The Metropolitan Police confirmed on Thursday that they are investigating 20 police officers and one staff for suspected racism while eight officers and a civilian staff have been suspended in connection with issue.

This comes as The Guardian reported Brian Paddick, a Liberal Democrat running for London mayoral elections who was a Met commander in 2004, had in a confidential report warned the Met top brass that illegal use of stop and search powers against African-Caribbean people would lead to a “racial hatred” scandal for the police.

This is while earlier comments by current Met Commissioner Bernard Hogan-Howe shed further light on how deeply racism goes within the force.

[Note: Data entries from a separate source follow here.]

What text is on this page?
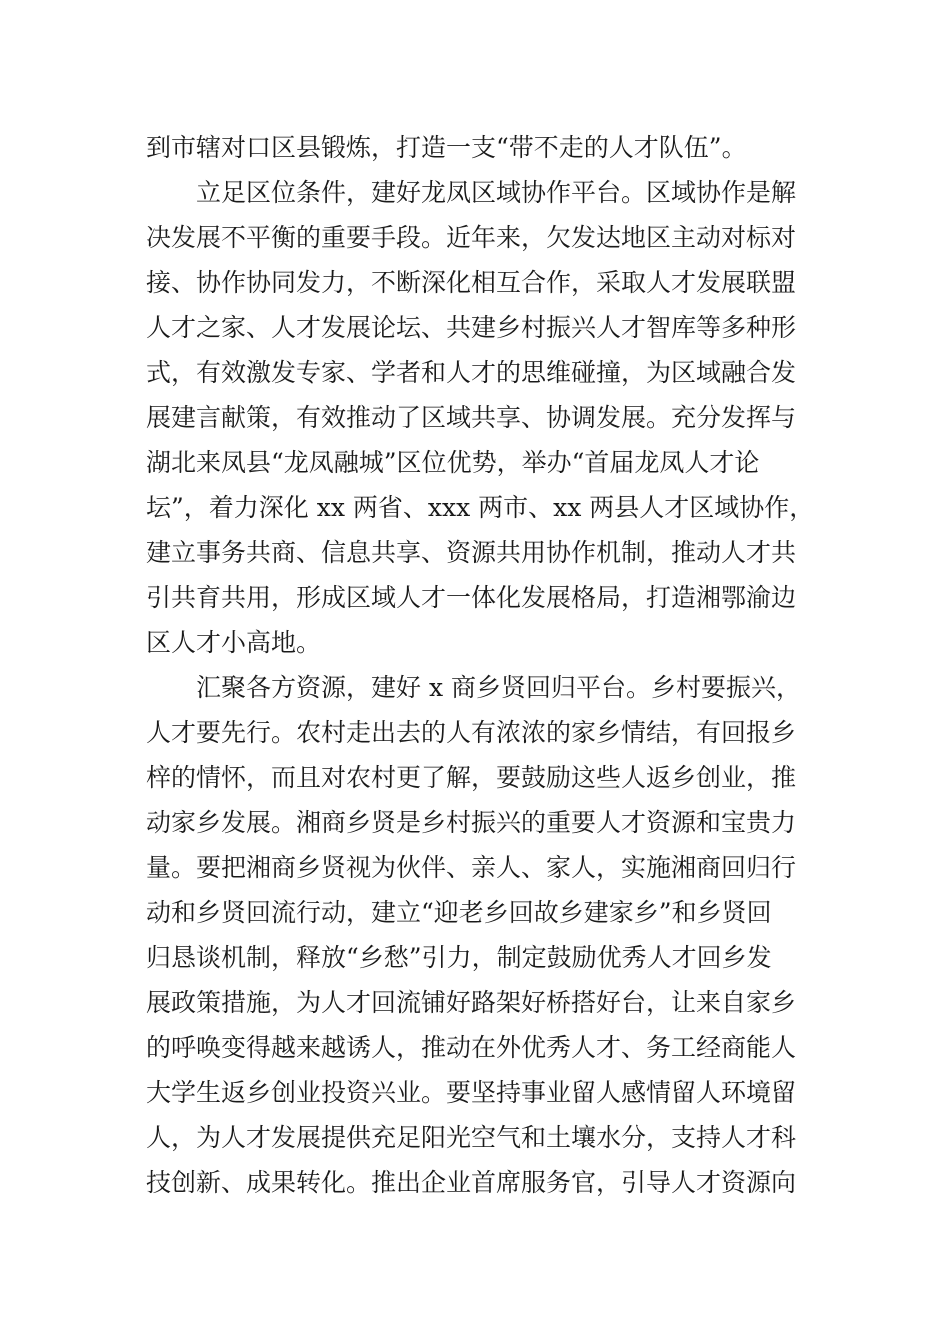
到市辖对口区县锻炼，打造一支“带不走的人才队伍”。
立足区位条件，建好龙凤区域协作平台。区域协作是解
决发展不平衡的重要手段。近年来，欠发达地区主动对标对
接、协作协同发力，不断深化相互合作，采取人才发展联盟
人才之家、人才发展论坛、共建乡村振兴人才智库等多种形
式，有效激发专家、学者和人才的思维碰撞，为区域融合发
展建言献策，有效推动了区域共享、协调发展。充分发挥与
湖北来凤县“龙凤融城”区位优势，举办“首届龙凤人才论
坛”，着力深化 xx 两省、xxx 两市、xx 两县人才区域协作，
建立事务共商、信息共享、资源共用协作机制，推动人才共
引共育共用，形成区域人才一体化发展格局，打造湘鄂渝边
区人才小高地。
汇聚各方资源，建好 x 商乡贤回归平台。乡村要振兴，
人才要先行。农村走出去的人有浓浓的家乡情结，有回报乡
梓的情怀，而且对农村更了解，要鼓励这些人返乡创业，推
动家乡发展。湘商乡贤是乡村振兴的重要人才资源和宝贵力
量。要把湘商乡贤视为伙伴、亲人、家人，实施湘商回归行
动和乡贤回流行动，建立“迎老乡回故乡建家乡”和乡贤回
归恳谈机制，释放“乡愁”引力，制定鼓励优秀人才回乡发
展政策措施，为人才回流铺好路架好桥搭好台，让来自家乡
的呼唤变得越来越诱人，推动在外优秀人才、务工经商能人
大学生返乡创业投资兴业。要坚持事业留人感情留人环境留
人，为人才发展提供充足阳光空气和土壤水分，支持人才科
技创新、成果转化。推出企业首席服务官，引导人才资源向
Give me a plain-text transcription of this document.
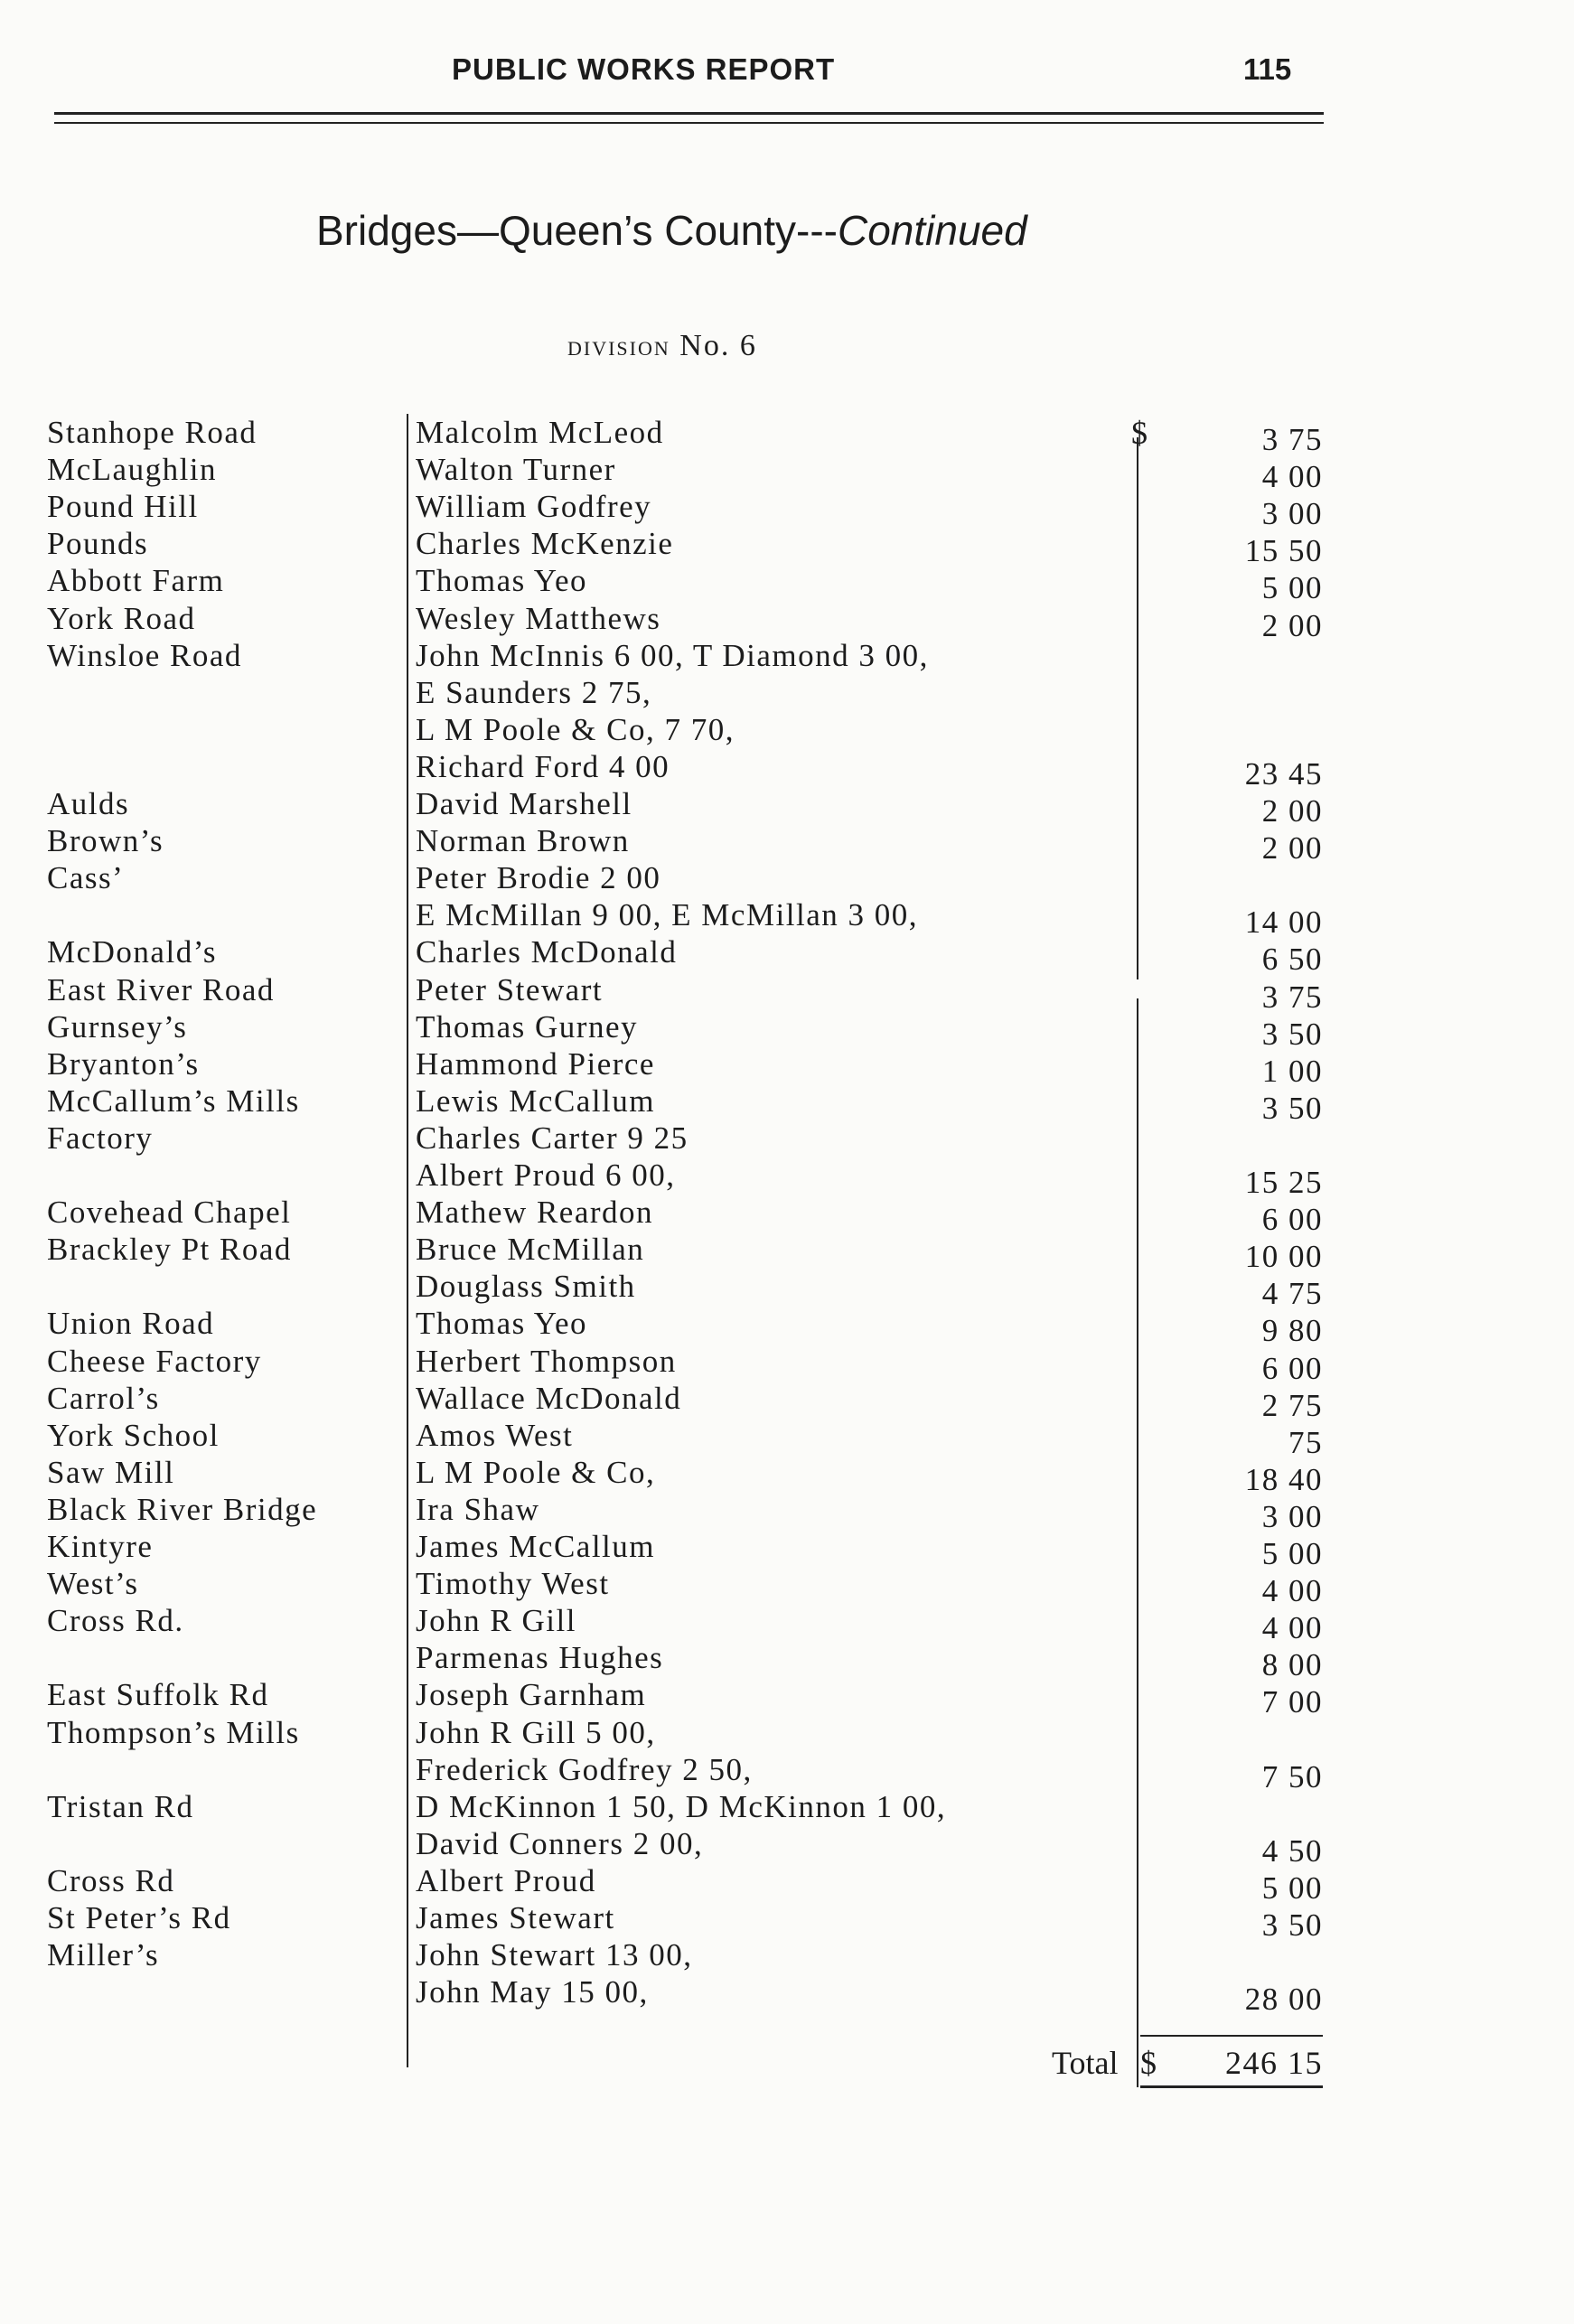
PUBLIC WORKS REPORT	115
Bridges—Queen’s County---Continued
division No. 6
$
Stanhope Road	Malcolm McLeod	3 75
McLaughlin	Walton Turner	4 00
Pound Hill	William Godfrey	3 00
Pounds	Charles McKenzie	15 50
Abbott Farm	Thomas Yeo	5 00
York Road	Wesley Matthews	2 00
Winsloe Road	John McInnis 6 00, T Diamond 3 00,
E Saunders 2 75,
L M Poole & Co, 7 70,
Richard Ford 4 00	23 45
Aulds	David Marshell	2 00
Brown’s	Norman Brown	2 00
Cass’	Peter Brodie 2 00
E McMillan 9 00, E McMillan 3 00,	14 00
McDonald’s	Charles McDonald	6 50
East River Road	Peter Stewart	3 75
Gurnsey’s	Thomas Gurney	3 50
Bryanton’s	Hammond Pierce	1 00
McCallum’s Mills	Lewis McCallum	3 50
Factory	Charles Carter 9 25
Albert Proud 6 00,	15 25
Covehead Chapel	Mathew Reardon	6 00
Brackley Pt Road	Bruce McMillan	10 00
Douglass Smith	4 75
Union Road	Thomas Yeo	9 80
Cheese Factory	Herbert Thompson	6 00
Carrol’s	Wallace McDonald	2 75
York School	Amos West	75
Saw Mill	L M Poole & Co,	18 40
Black River Bridge	Ira Shaw	3 00
Kintyre	James McCallum	5 00
West’s	Timothy West	4 00
Cross Rd.	John R Gill	4 00
Parmenas Hughes	8 00
East Suffolk Rd	Joseph Garnham	7 00
Thompson’s Mills	John R Gill 5 00,
Frederick Godfrey 2 50,	7 50
Tristan Rd	D McKinnon 1 50, D McKinnon 1 00,
David Conners 2 00,	4 50
Cross Rd	Albert Proud	5 00
St Peter’s Rd	James Stewart	3 50
Miller’s	John Stewart 13 00,
John May 15 00,	28 00
Total $ 246 15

“For years the Met leadership have been refusing to admit it. In 2004 it was obvious we had a problem with racism, but nothing was done about it. If the Met had addressed stop and search, the chances of the riots happening would have been lessened,” Hogan-Howe said back in January.

The Met currently also faces two legal challenges over its discriminatory use of section 60 stop and search, which does not require reasonable suspicion and has been outlawed by the Equality and Human Rights Commission.

The scandal follows speculations that the Met suspends officers to prevent them from facing the courts.

Such speculations gain force in the context of reports in the British media of figures that show the Met has fired just one officer out of 120 convicted of racism in more than a decade (1999 to 2011).

Another six were forced to resign while 21 were fined to put a lid on the police corruption in Britain.

The statistics were only revealed after the Met admitted it has suspended eight officers for racist behavior.

This is while senior black police officers say the ignorance of racism goes back before 2004 to the police killing of a black man, Stephen Lawrence, in 1999 which caused a chaos of institutional racism accusations for the police.

“Like so many things, it lands on deaf ears until such a time as a free press – the media – get hold of it and forces people into action,” founder of the Met Black Police Association Leroy Logan said.